Drug maker Eli Lilly & Company agreed Thursday to pay federal and state governments more than $1.4 billion for its improper off-label marketing of Zyprexa, a popular schizophrenia medicine. Lilly will pay $800 million to settle civil charges, while $515 million will be paid as part of a guilty plea to a misdemeanor violation of the Food, Drug and Cosmetic Act. The Department of Justice called it the largest corporate criminal fine in history.
The pharmaceutical giant marketed the drug to treat disruptive children and Alzheimer's disease in seniors, even though the Food and Drug Administration only approved Zyprexa for schizophrenia and a certain type of bipolar disorder. In fact, the medicine caused increased risk for heart failure and pneumonia in seniors and weight gain and diabetes in children.
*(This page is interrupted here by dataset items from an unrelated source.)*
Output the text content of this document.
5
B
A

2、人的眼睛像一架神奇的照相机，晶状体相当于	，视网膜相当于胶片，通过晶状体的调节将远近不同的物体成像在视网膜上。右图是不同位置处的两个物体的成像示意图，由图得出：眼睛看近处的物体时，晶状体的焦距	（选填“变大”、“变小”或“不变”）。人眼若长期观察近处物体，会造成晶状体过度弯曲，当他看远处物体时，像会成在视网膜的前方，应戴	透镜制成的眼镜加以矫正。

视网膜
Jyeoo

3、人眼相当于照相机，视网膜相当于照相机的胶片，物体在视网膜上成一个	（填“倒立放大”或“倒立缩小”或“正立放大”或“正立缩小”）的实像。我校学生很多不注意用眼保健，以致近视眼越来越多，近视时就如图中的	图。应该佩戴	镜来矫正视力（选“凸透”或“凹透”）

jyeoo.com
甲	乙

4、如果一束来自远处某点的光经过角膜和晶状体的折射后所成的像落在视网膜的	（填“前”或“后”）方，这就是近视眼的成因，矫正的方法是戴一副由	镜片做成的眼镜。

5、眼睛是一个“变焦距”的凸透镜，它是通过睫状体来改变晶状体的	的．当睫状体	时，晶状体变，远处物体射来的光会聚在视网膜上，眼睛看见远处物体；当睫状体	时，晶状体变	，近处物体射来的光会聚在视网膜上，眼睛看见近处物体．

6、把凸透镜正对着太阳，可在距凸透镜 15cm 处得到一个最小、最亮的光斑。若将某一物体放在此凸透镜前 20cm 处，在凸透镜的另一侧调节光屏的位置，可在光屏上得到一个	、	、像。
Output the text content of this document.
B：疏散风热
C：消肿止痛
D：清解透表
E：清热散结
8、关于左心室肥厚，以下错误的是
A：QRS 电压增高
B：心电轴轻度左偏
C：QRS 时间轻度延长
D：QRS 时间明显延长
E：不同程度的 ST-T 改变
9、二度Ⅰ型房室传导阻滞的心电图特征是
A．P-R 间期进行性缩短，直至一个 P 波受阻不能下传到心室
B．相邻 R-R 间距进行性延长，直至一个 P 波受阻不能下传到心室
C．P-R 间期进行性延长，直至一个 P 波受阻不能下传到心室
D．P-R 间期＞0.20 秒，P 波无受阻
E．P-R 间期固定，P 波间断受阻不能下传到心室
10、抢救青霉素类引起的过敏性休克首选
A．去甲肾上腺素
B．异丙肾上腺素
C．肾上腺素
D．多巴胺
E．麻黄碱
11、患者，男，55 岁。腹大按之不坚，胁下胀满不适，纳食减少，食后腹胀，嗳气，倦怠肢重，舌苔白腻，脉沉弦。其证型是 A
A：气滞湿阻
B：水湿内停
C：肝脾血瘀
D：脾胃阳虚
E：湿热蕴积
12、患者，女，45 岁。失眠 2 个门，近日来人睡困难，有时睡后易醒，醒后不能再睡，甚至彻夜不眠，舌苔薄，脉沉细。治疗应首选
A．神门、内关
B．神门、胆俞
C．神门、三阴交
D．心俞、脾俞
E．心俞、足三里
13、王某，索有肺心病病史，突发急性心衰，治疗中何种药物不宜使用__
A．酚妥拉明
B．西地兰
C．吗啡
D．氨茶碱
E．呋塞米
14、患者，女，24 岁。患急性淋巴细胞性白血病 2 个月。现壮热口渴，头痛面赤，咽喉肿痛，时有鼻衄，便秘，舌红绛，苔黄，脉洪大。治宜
Six whistleblowers, former Lilly employees who brought the complaint, will share approximately 18 percent of the settlement. In the complaint, they alleged Lilly illegally pushed off-label use of the drug with tactics that included planting employees to ask questions at lectures and conferences and downplaying the risk of diabetes from using Zyprexa with a video that cited scientific studies of "questionable integrity."
As part of the settlement, Lilly does not admit to the civil allegations.
"Every day and with every interaction we strive to operate in a responsible and compliant manner," said Lilly's chairman, president and CEO, John Lechleiter, in a statement. "Doing the right thing is non-negotiable at Lilly, and I remain personally committed to all of us at Lilly maintaining the highest standards of conduct."